Analizzando la situazione economica delle famiglie, l’Istat rileva che nel 2015, l’11,5% della popolazione viveva in condizioni di grave deprivazione, 3,4 punti sopra la media europea, una lettura che ci assegna il nono posto tra i Paesi con i valori più elevati. La povertà assoluta coinvolgeva il 6,1% delle famiglie residenti, 4 milioni 598 mila individui. Restano poi cronici problemi di diseguaglianza, misurata in termini di concentrazione del reddito: è più elevata in Sicilia e più bassa nelle regioni del Nord-Est.



E veniamo ad altre cifre. I conti pubblici dicono che nel 2015, il Pil pro capite italiano è ancora sotto il livello del 2012 e – depurato dei diversi prezzi tra i Paesi Ue – è inferiore del 4,5% rispetto a quello medio dell’Ue. Ma vediamo i riscontri diretti con i nostri partner, proprio rispettivamente alla voce del Pil pro capite: con la Francia la differenza è del 9,2%, ma è con la Germania che la partita si tramuta in una Waterloo totale: una differenza del 23,6%. Tra il 2010 e il 2015, poi, la produttività del lavoro italiana è aumentata dell’1,1%, un ritmo decisamente inferiore a quello medio europeo (+5,1%) e dei principali Paesi. L’indebitamento pubblico (2,4% del Pil) del 2016 è allineato al resto del Vecchio continente, mentre la pressione fiscale – al 42,9% – ci pone tra quelli con i valori più elevati, superati tra i maggiori partner solo dalla Francia.



Andiamo oltre, sempre prendendoli dal documento dell’Istat. Il mercato del lavoro, nonostante il Jobs Act e la decontribuzione, relega il nostro Paese in fondo alla graduatoria Ue: tristemente, solo la Grecia ha un tasso di occupazione inferiore al 61,6% italiano (in Svezia si supera l’80%). È poi un dato disomogeneo: è forte lo squilibrio di genere a sfavore delle donne (71,7% gli uomini occupati, 51,6% le donne), come il divario territoriale tra Centro-Nord e Mezzogiorno (nell’ordine 69,4% e 47,0%).
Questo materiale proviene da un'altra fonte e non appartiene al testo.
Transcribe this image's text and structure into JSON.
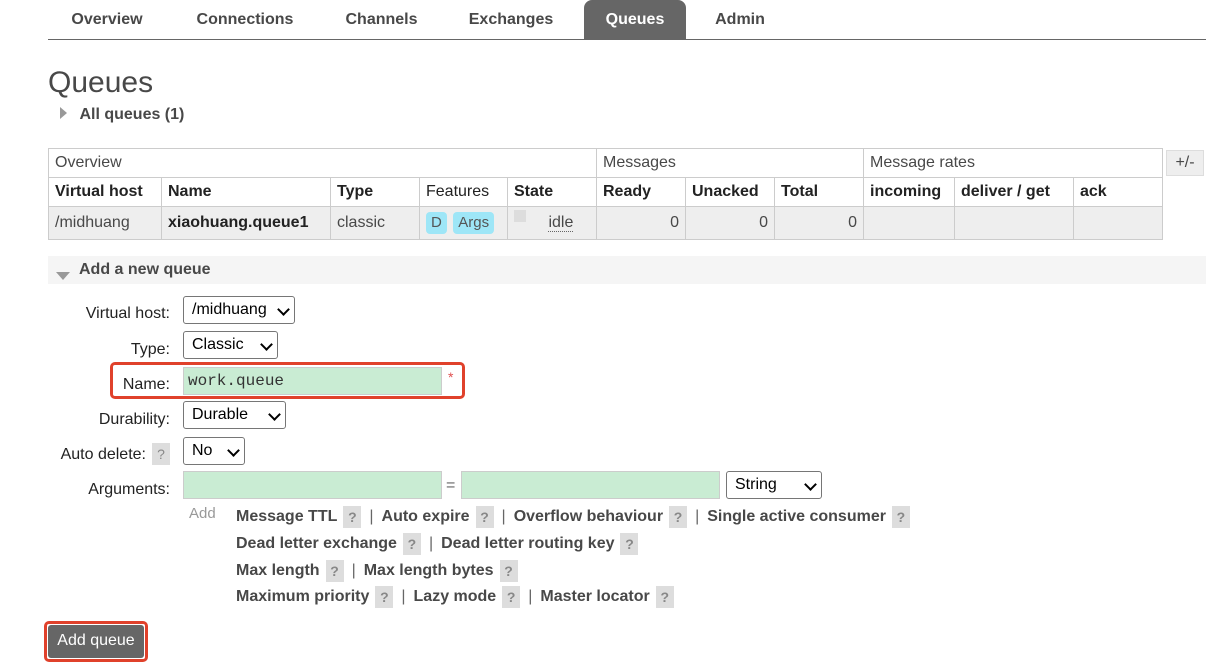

A testimoniare che la decontribuzione abbia operato il classico effetto spot o one-off ci pensa il fatto che l’anno scorso l’incidenza del lavoro a termine è rimasta invariata al 14%: se il tasso di senza lavoro è sceso all’11,7% nel 2016 (-0,2 punti), quello dei giovani di 15-24 anni ha perso 2,6 punti fino al 37,8%. Situazioni così critiche si trovano in Grecia, Spagna e Croazia: insieme all’Italia presentano valori dell’indicatore all’incirca doppi rispetto a quello medio europeo (20,4%, dati 2015). Preoccupa anche il tasso di mancata partecipazione: sono disponibili a lavorare ma non cercano 21 persone su 100 contro le 12 della media Ue.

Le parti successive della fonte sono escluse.